Simply scaling up today’s supercomputer architecture to build an exascale supercomputer would lead to a machine that requires the equivalent of a gigawatt-scale nuclear power plant, wrote Peter Kogge, a computer scientist and engineer at Notre Dame University, in IEEE Spectrum in January 2011. Instead, the U.S. government hopes to achieve practical exascale supercomputing in the 2020s at a cost of about US $200 million and 20 to 30 megawatts of power, says Horst Simon, deputy director at Lawrence Berkeley National Laboratory, in California. (One megawatt could cost a U.S. national lab about $1 million annually.)
The U.S. Department of Energy recently announced that it will invest $325 million in a pair of supercomputers—capable of performing one-tenth of an exaflops or more—being developed by IBM, Mellanox, Nvidia Corp., and other companies for a 2017 debut. The planned supercomputers, named Summit and Sierra, will rely on a new computer architecture that stacks memory near the Nvidia GPU accelerators and IBM CPUs. That architecture’s method of minimizing the energy costs of moving data between the memory storage and processors is a big step toward exaflops supercomputers, experts say.
Practical exascale computing will need additional development of stacked memory and faster, more energy-efficient interconnects to boost the performance of densely packed supercomputer chips, Simon explains. But he anticipates the need for other technological tricks too. One such technology—silicon photonics—would use lasers to provide low-power data links within the system.
Power and cost aren’t the only problems preventing practical exascale systems. The risk of hardware failures grows as new supercomputers pack in a greater number of components, says Bronis de Supinski, chief technical officer for Livermore Computing at Lawrence Livermore National Laboratory, in California. His lab’s IBM Blue Gene/Q supercomputer, named Sequoia, currently has a mean time between failures of 3.5 to 7 days. Such a window could shrink to just 30 minutes for an exascale system.

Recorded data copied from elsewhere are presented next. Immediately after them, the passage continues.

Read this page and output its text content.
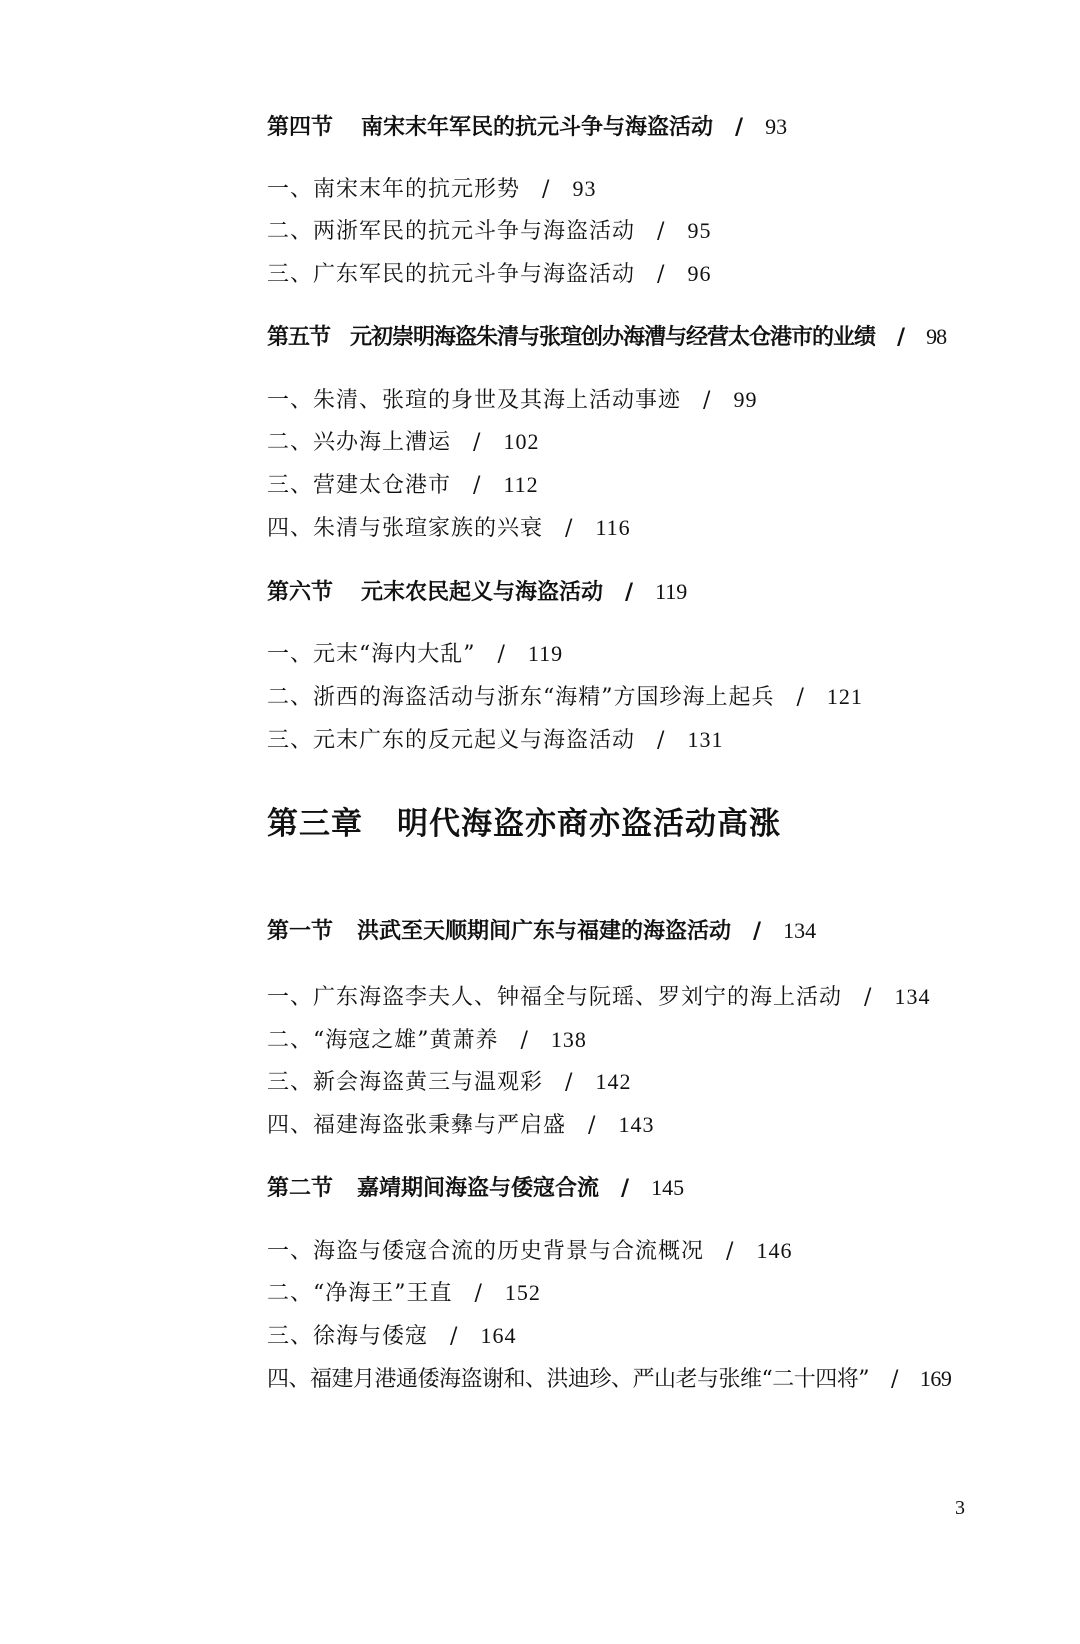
第四节 南宋末年军民的抗元斗争与海盗活动 / 93
一、南宋末年的抗元形势 / 93
二、两浙军民的抗元斗争与海盗活动 / 95
三、广东军民的抗元斗争与海盗活动 / 96
第五节 元初崇明海盗朱清与张瑄创办海漕与经营太仓港市的业绩 / 98
一、朱清、张瑄的身世及其海上活动事迹 / 99
二、兴办海上漕运 / 102
三、营建太仓港市 / 112
四、朱清与张瑄家族的兴衰 / 116
第六节 元末农民起义与海盗活动 / 119
一、元末“海内大乱” / 119
二、浙西的海盗活动与浙东“海精”方国珍海上起兵 / 121
三、元末广东的反元起义与海盗活动 / 131
第三章 明代海盗亦商亦盗活动高涨
第一节 洪武至天顺期间广东与福建的海盗活动 / 134
一、广东海盗李夫人、钟福全与阮瑶、罗刘宁的海上活动 / 134
二、“海寇之雄”黄萧养 / 138
三、新会海盗黄三与温观彩 / 142
四、福建海盗张秉彝与严启盛 / 143
第二节 嘉靖期间海盗与倭寇合流 / 145
一、海盗与倭寇合流的历史背景与合流概况 / 146
二、“净海王”王直 / 152
三、徐海与倭寇 / 164
四、福建月港通倭海盗谢和、洪迪珍、严山老与张维“二十四将” / 169
3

That’s hardly enough time for researchers to run complex simulations or other applications. But software capable of automatically restarting programs could help supercomputing systems recover from some hardware errors. “This is an instance in which the physical realities of hardware...end up creating challenges which we have to handle in software,” De Supinksi says.
Experts also point to the challenge of writing software applications that work for tens or hundreds of thousands of CPUs running in parallel. The programming becomes even more complex for the newer supercomputing architecture that includes GPU accelerators. That’s why Nvidia, based in Santa Clara, Calif., and its partner companies working on the planned Summit and Sierra machines have already reached out to thousands of software developers at universities around the world to begin teaching them about its accelerators.
Beyond Sierra and Summit, the U.S. Department of Energy has invested an additional $100 million in paving the way toward exascale supercomputing. But such investments won’t benefit just the few big U.S. government labs that can afford such machines. The new computer architectures needed to make an exascale supercomputer could also make supercomputing more widely accessible, says Sumit Gupta, general manager for the Tesla accelerated computing business at Nvidia.
“One thing I’m always intrigued by is, once we have an exascale machine, how small will a petaflop machine be?” Gupta says. “Will it fit in a backpack or under my desk? What is the research that the average graduate student could do that they can’t do today? I always find that aspect much more intriguing.”